Yap, disini mii author baru yang baru-baru ini baru belajar bikin fict –banyak amat kata barunya- *plak*
Ah, yasudahlah langsung sajalah…
Disclimer: Bleach punya Om Tite Kubo. Aku udah nagis-nangis gaje sambil ngesot-ngesot di kakinya om Tite tetep ga dikasih. Awas aja nanti malem bakal aku maling disclimernya. KHUKUKUKU *ketawa setan*
Warning: banyak banget, tapi yang penting yang nggak suka boleh nggak baca kok..
.
Shadow©miisakura
.
Ichigo POV
Pemandangan itu membuat perasaanku campur aduk. Marah, sedih, kecewa tercampur dengan kecepatan tinggi membuat akalku nyaris hilang. Segera saja kuhampiri dua orang yang sedang asik bercumbu itu dan kusentakkan perempuan berambut orange sepinggang agar segera sadar keberadaanku.

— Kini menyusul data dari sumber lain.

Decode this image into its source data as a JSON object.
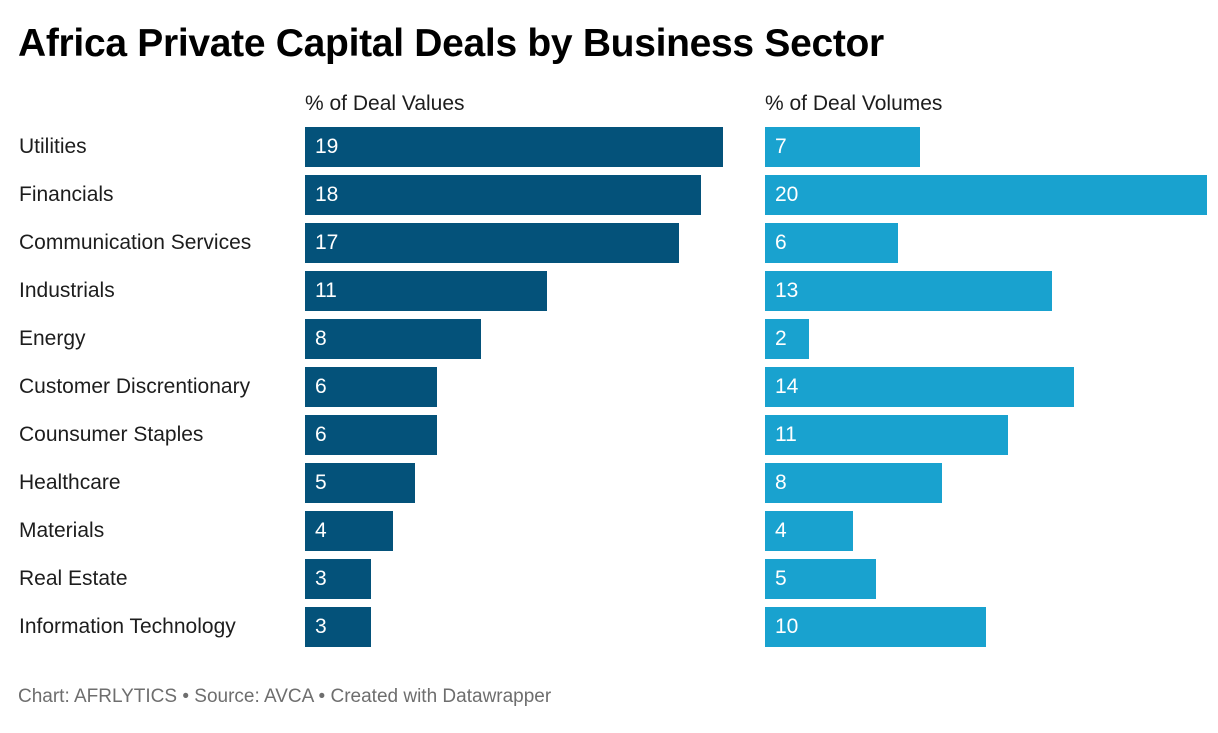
{
  "colors": {
    "values_bar": "#04527a",
    "volumes_bar": "#19a2cf"
  },
  "chart_data": {
    "type": "bar",
    "orientation": "horizontal",
    "title": "Africa Private Capital Deals by Business Sector",
    "categories": [
      "Utilities",
      "Financials",
      "Communication Services",
      "Industrials",
      "Energy",
      "Customer Discrentionary",
      "Counsumer Staples",
      "Healthcare",
      "Materials",
      "Real Estate",
      "Information Technology"
    ],
    "series": [
      {
        "name": "% of Deal Values",
        "values": [
          19,
          18,
          17,
          11,
          8,
          6,
          6,
          5,
          4,
          3,
          3
        ]
      },
      {
        "name": "% of Deal Volumes",
        "values": [
          7,
          20,
          6,
          13,
          2,
          14,
          11,
          8,
          4,
          5,
          10
        ]
      }
    ],
    "xlim": [
      0,
      20
    ],
    "grid": false,
    "legend": "none",
    "footer": "Chart: AFRLYTICS • Source: AVCA • Created with Datawrapper"
  }
}
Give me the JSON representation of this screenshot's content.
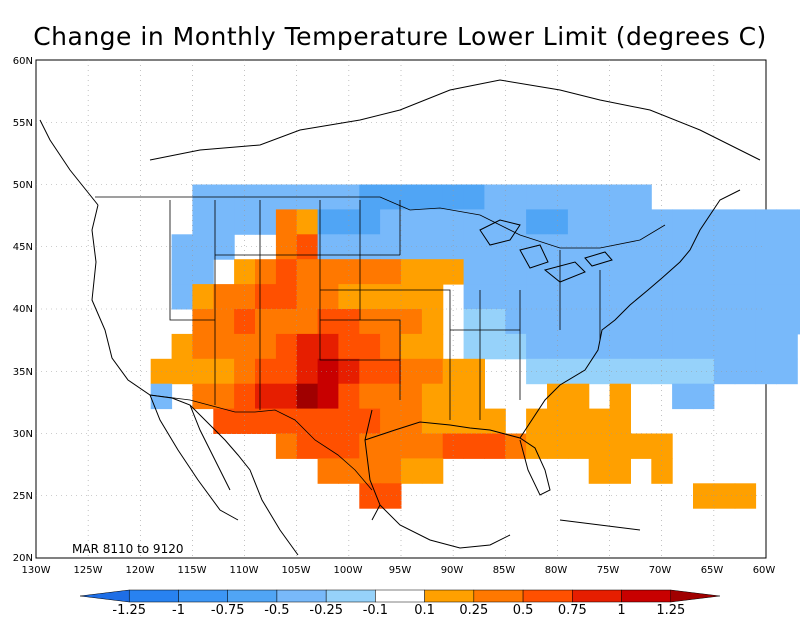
{
  "title": "Change in Monthly Temperature Lower Limit (degrees C)",
  "period_label": "MAR 8110 to 9120",
  "lat_labels": [
    "20N",
    "25N",
    "30N",
    "35N",
    "40N",
    "45N",
    "50N",
    "55N",
    "60N"
  ],
  "lon_labels": [
    "130W",
    "125W",
    "120W",
    "115W",
    "110W",
    "105W",
    "100W",
    "95W",
    "90W",
    "85W",
    "80W",
    "75W",
    "70W",
    "65W",
    "60W"
  ],
  "colorbar": {
    "labels": [
      "-1.25",
      "-1",
      "-0.75",
      "-0.5",
      "-0.25",
      "-0.1",
      "0.1",
      "0.25",
      "0.5",
      "0.75",
      "1",
      "1.25"
    ],
    "colors": [
      "#1e6ee6",
      "#2882f0",
      "#3c96f5",
      "#50a5f5",
      "#78b9fa",
      "#96d2fa",
      "#ffffff",
      "#ffa000",
      "#ff7800",
      "#ff5000",
      "#e61e00",
      "#c80000",
      "#a00000"
    ]
  },
  "map": {
    "lon_range": [
      -130,
      -60
    ],
    "lat_range": [
      20,
      60
    ],
    "cell_degrees": 2,
    "colors": {
      "b1": "#50a5f5",
      "b2": "#78b9fa",
      "b3": "#96d2fa",
      "o1": "#ffa000",
      "o2": "#ff7800",
      "o3": "#ff5000",
      "r1": "#e61e00",
      "r2": "#c80000",
      "r3": "#a00000"
    },
    "rows": [
      {
        "lat": 49,
        "cells": "..........b2b2b2b2b2b2b2b2b1b1b1b1b1b1b2b2b2b2b2b2b2b2...................."
      },
      {
        "lat": 47,
        "cells": "..........b2b2b2b2o2o1b1b1b1b2b2b2b2b2b2b2b1b1b2b2b2b2b2b2b2b2b2b2b2b2b2b2b2b2b2b1b1...."
      },
      {
        "lat": 45,
        "cells": "........b2b2b2....o2o3b2b2b2b2b2b2b2b2b2b2b2b2b2b2b2b2b2b2b2b2b2b2b2b2b2b2b2b2b2b2b2b1....."
      },
      {
        "lat": 43,
        "cells": "........b2b2..o1o2o3o2o2o2o2o2o1o1o1b2b2b2b2b2b2b2b2b2b2b2b2b2b2b2b2b2b2b2b2b2b2b2b1....."
      },
      {
        "lat": 41,
        "cells": "........b2o1o2o2o3o3o2o2o1o1o1o1o1..b2b2b2b2b2b2b2b2b2b2b2b2b2b2b2b2b2b2b1b1........"
      },
      {
        "lat": 39,
        "cells": "..........o2o2o3o2o2o2o3o3o2o2o2o1..b3b3b2b2b2b2b2b2b2b2b2b2b2b2b2b2b2.........."
      },
      {
        "lat": 37,
        "cells": "........o1o2o2o2o2o3r1r1o3o3o2o1o1..b3b3b3b2b2b2b2b2b2b2b2b2b2b2b2b2...b2.........."
      },
      {
        "lat": 35,
        "cells": "......o1o1o1o1o2o3o3r1r2r1o3o3o2o2o1o1....b3b3b3b3b3b3b3b3b3b2b2b2b2.........."
      },
      {
        "lat": 33,
        "cells": "......b2..o2o2o3r1r1r3r2o3o2o2o2o1o1o1......o1o1..o1....b2b2.........."
      },
      {
        "lat": 31,
        "cells": "............o3o3o3o3o3o3o3o3o2o2o1o1o1o1..o1o1o1o1o1...........  "
      },
      {
        "lat": 29,
        "cells": "..................o2o3o3o3o2o2o2o2o3o3o3o2o1o1o1o1o1o1o1.............."
      },
      {
        "lat": 27,
        "cells": "......................o2o2o2o2o1o1..............o1o1..o1.............."
      },
      {
        "lat": 25,
        "cells": "..........................o3o3............................o1o1o1.............."
      }
    ]
  }
}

"Hime…" kataku lirih seraya menahan amarah.
"Ichigo-kun?" jawabnya terkejut membelalakan mata abu-abunya.
"Aku tak menyangka sama sekali, Hime…"
"A-aaku bisa jelaskan i-ini —"
"Tak pelu repot-repot, Hime. Aku mengerti sekarang," jawabku memasang wajah sedingin mungkin.
"Tidak! Kumohon dengarkan aku. Aku.. Aku.. hanya—"

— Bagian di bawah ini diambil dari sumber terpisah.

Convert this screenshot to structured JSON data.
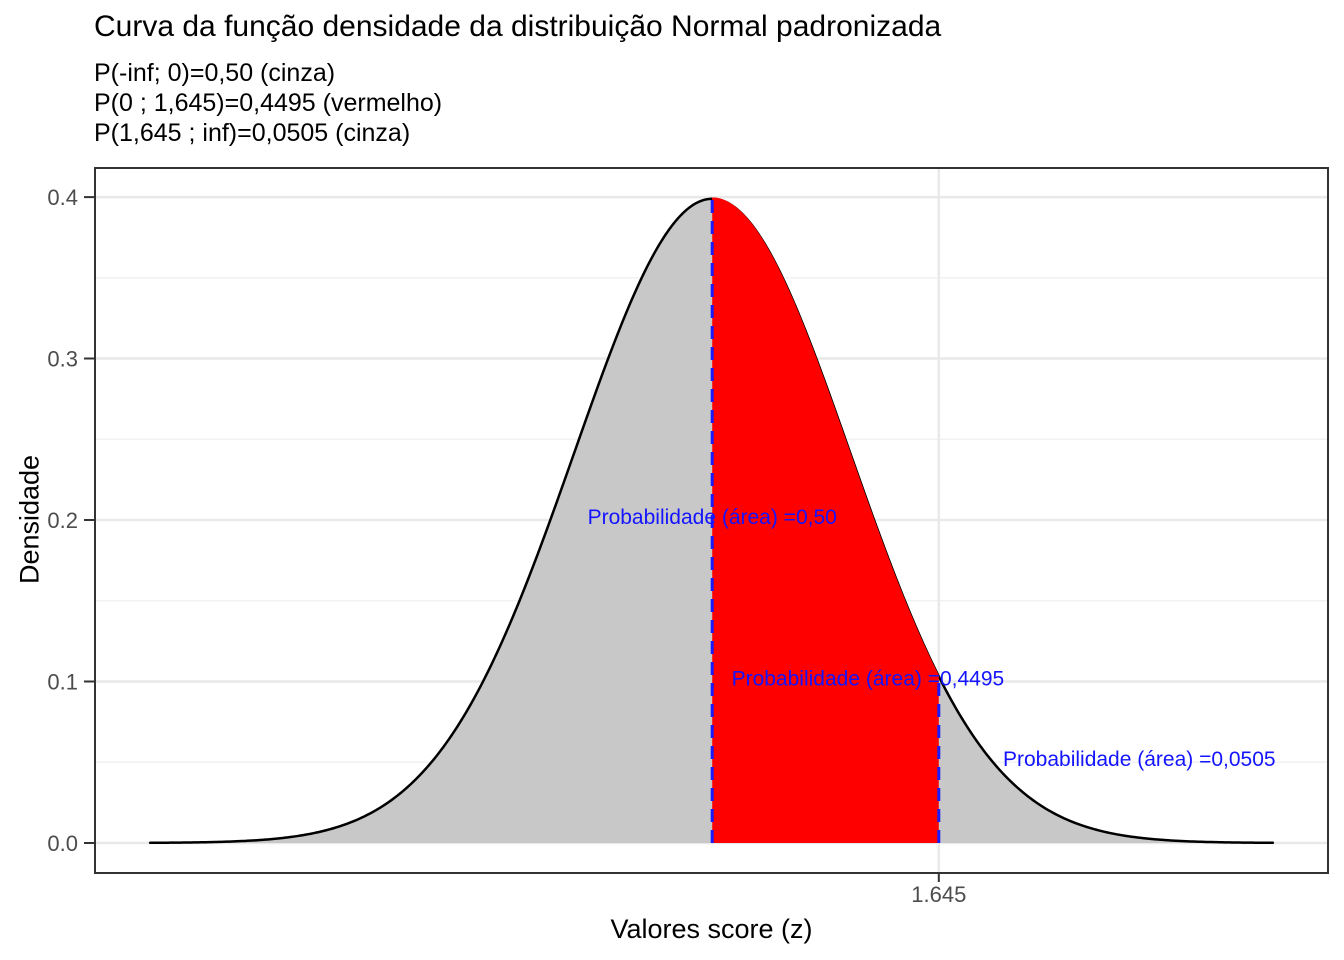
{
  "chart_data": {
    "type": "area",
    "title": "Curva da função densidade da distribuição Normal padronizada",
    "subtitle_lines": [
      "P(-inf; 0)=0,50 (cinza)",
      "P(0 ; 1,645)=0,4495 (vermelho)",
      "P(1,645 ; inf)=0,0505 (cinza)"
    ],
    "xlabel": "Valores score (z)",
    "ylabel": "Densidade",
    "distribution": {
      "name": "standard-normal",
      "mean": 0,
      "sd": 1
    },
    "curve_x_range": [
      -4.08,
      4.07
    ],
    "xlim": [
      -4.48,
      4.47
    ],
    "ylim": [
      -0.0186,
      0.418
    ],
    "x_ticks": [
      {
        "value": 1.645,
        "label": "1.645"
      }
    ],
    "y_ticks": [
      {
        "value": 0.0,
        "label": "0.0"
      },
      {
        "value": 0.1,
        "label": "0.1"
      },
      {
        "value": 0.2,
        "label": "0.2"
      },
      {
        "value": 0.3,
        "label": "0.3"
      },
      {
        "value": 0.4,
        "label": "0.4"
      }
    ],
    "grid": {
      "y_minor": [
        0.05,
        0.15,
        0.25,
        0.35
      ],
      "major_color": "#e9e9e9",
      "minor_color": "#f2f2f2"
    },
    "regions": [
      {
        "name": "left-tail-gray",
        "from": -4.08,
        "to": 0,
        "fill": "#c8c8c8",
        "probability": "0,50",
        "above_curve": false
      },
      {
        "name": "middle-red",
        "from": 0,
        "to": 1.645,
        "fill": "#ff0000",
        "probability": "0,4495",
        "above_curve": true
      },
      {
        "name": "right-tail-gray",
        "from": 1.645,
        "to": 4.07,
        "fill": "#c8c8c8",
        "probability": "0,0505",
        "above_curve": false
      }
    ],
    "curve": {
      "color": "#000000",
      "width": 2.5
    },
    "vlines": [
      {
        "x": 0,
        "name": "vline-z-zero"
      },
      {
        "x": 1.645,
        "name": "vline-z-1645"
      }
    ],
    "vline_style": {
      "color": "#1a1aff",
      "width": 3,
      "dash": "13 8"
    },
    "annotations": [
      {
        "text": "Probabilidade (área) =0,50",
        "x": 0,
        "y": 0.2
      },
      {
        "text": "Probabilidade (área) =0,4495",
        "x": 1.13,
        "y": 0.1
      },
      {
        "text": "Probabilidade (área) =0,0505",
        "x": 3.1,
        "y": 0.05
      }
    ],
    "annotation_color": "#1414ff",
    "panel": {
      "border_color": "#333333",
      "background": "#ffffff",
      "tick_color": "#333333",
      "tick_label_color": "#4d4d4d"
    },
    "legend": "none"
  }
}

"DIAM! Aku tak mau dengar apapun! Dan untukmu—," aku beralih menatap tajam lelaki berambut hitam dan berkulit pucat yang dengan kurang ajarnya berani mencium tunanganku itu. Sedetik berikutnya dengan tanpa aba-aba tinjuku melayang ke wajah tampannya.
"Anggap saja pertunangan kita tidak pernah terjadi, Hime. Dan jangan temui aku lagi!" bentakku kasar dan segera melangkah pergi meninggalkan mobilku yang terparkir didepan rumah Orihime itu begitu saja sebelum akalku benar-benar hilang dan melakukan pembunuhan kejam disana.
Samar-samar aku masih mendengar suara Orihime yang merengek agar aku kembali. Kenapa Orihime? Kenapa kau menghianatiku? Tidak tahukah kau, betapa aku mencintaimu? Bayangan kejadian tadi berputar-putar di kepalaku. Orihime, tunanganku yang cantik dengan rambut orange panjangnya dan mata abu-abunya yang indah sedang berciuman dengan lelaki pucat yang tak kukenal. Tangannya yang melingkar erat dipinggang Orihime-ku itu rasanya ingin sekali kupatahkan. Dan tangan Orihime yang bergelayut di lehernya— Arrggh!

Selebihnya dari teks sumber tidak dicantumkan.